Underscoring how big of a target he is, the Judicial Crisis Network, a conservative group backing Kavanaugh’s nomination, announced that it would launch a $1.4 million ad buy targeting four states: Indiana, North Dakota, West Virginia and Alabama. Jones’s is the only state where a red-state Democrat is not up for reelection.
The anti-abortion Susan B. Anthony List launched digital ads against six red-state Democrats this week.
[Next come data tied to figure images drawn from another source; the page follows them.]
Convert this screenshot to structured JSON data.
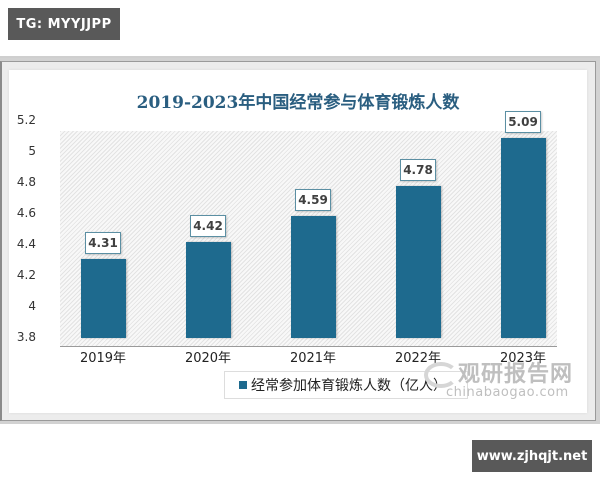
{
  "watermarks": {
    "top_tag": "TG: MYYJJPP",
    "bottom_tag": "www.zjhqjt.net",
    "source_cn": "观研报告网",
    "source_en": "chinabaogao.com"
  },
  "chart_data": {
    "type": "bar",
    "title": "2019-2023年中国经常参与体育锻炼人数",
    "categories": [
      "2019年",
      "2020年",
      "2021年",
      "2022年",
      "2023年"
    ],
    "series": [
      {
        "name": "经常参加体育锻炼人数（亿人）",
        "values": [
          4.31,
          4.42,
          4.59,
          4.78,
          5.09
        ],
        "color": "#1e6a8e"
      }
    ],
    "value_labels": [
      "4.31",
      "4.42",
      "4.59",
      "4.78",
      "5.09"
    ],
    "yticks": [
      "5.2",
      "5",
      "4.8",
      "4.6",
      "4.4",
      "4.2",
      "4",
      "3.8"
    ],
    "ylim": [
      3.8,
      5.2
    ],
    "xlabel": "",
    "ylabel": "",
    "legend_position": "bottom",
    "grid": false
  }
}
Jones, again, was the only one not up for reelection in November.
And the Senate Leadership Fund, which has close ties with Majority Leader Mitch McConnell (R-Ky.), took a shot at Jones’s pledge to have an “independent review” of Kavanaugh’s nomination.
“The more Jones votes with the radical and unhinged members of his political party, the more difficult his reelection will become,” said Chris Pack, a spokesman for the GOP group.
A vote against Kavanaugh would be fodder for Republicans in 2020 to paint Jones as out of touch with Alabama, where GOP strategists and lawmakers already argue he won last year only because of his politically toxic opponent.
But the political blowback and politics of his own conservative state aren’t earning him a pass from liberals, who have come out swinging against Kavanaugh and view him as a threat to the party’s long-held values.
CREDO Action co-director Heidi Hess noted that the group is working to make sure Jones — whom she characterized as having “some good votes” and “some bad votes” since joining the Senate — knows his constituents will “have his back” if he votes against Kavanaugh.
“We feel like he’s sort of said I’m going to have an open mind,” she said. “He’s definitely in our list of targets.”
Elizabeth Beavers, policy director for the liberal Indivisible Project, added that Jones has been a “mixed bag” and “people are looking at Jones” to see how he handles Kavanaugh’s nomination.
Progressive outside groups are aiming to pressure Democrats to come out early in united opposition to Kavanaugh’s nomination. But Jones is indicating that’s not high on his of list of priorities.
“I think it’s important for the country to given an independent review for this guy,” he said, when asked if it was important for Democrats to remain unified. “To make an independent decision.”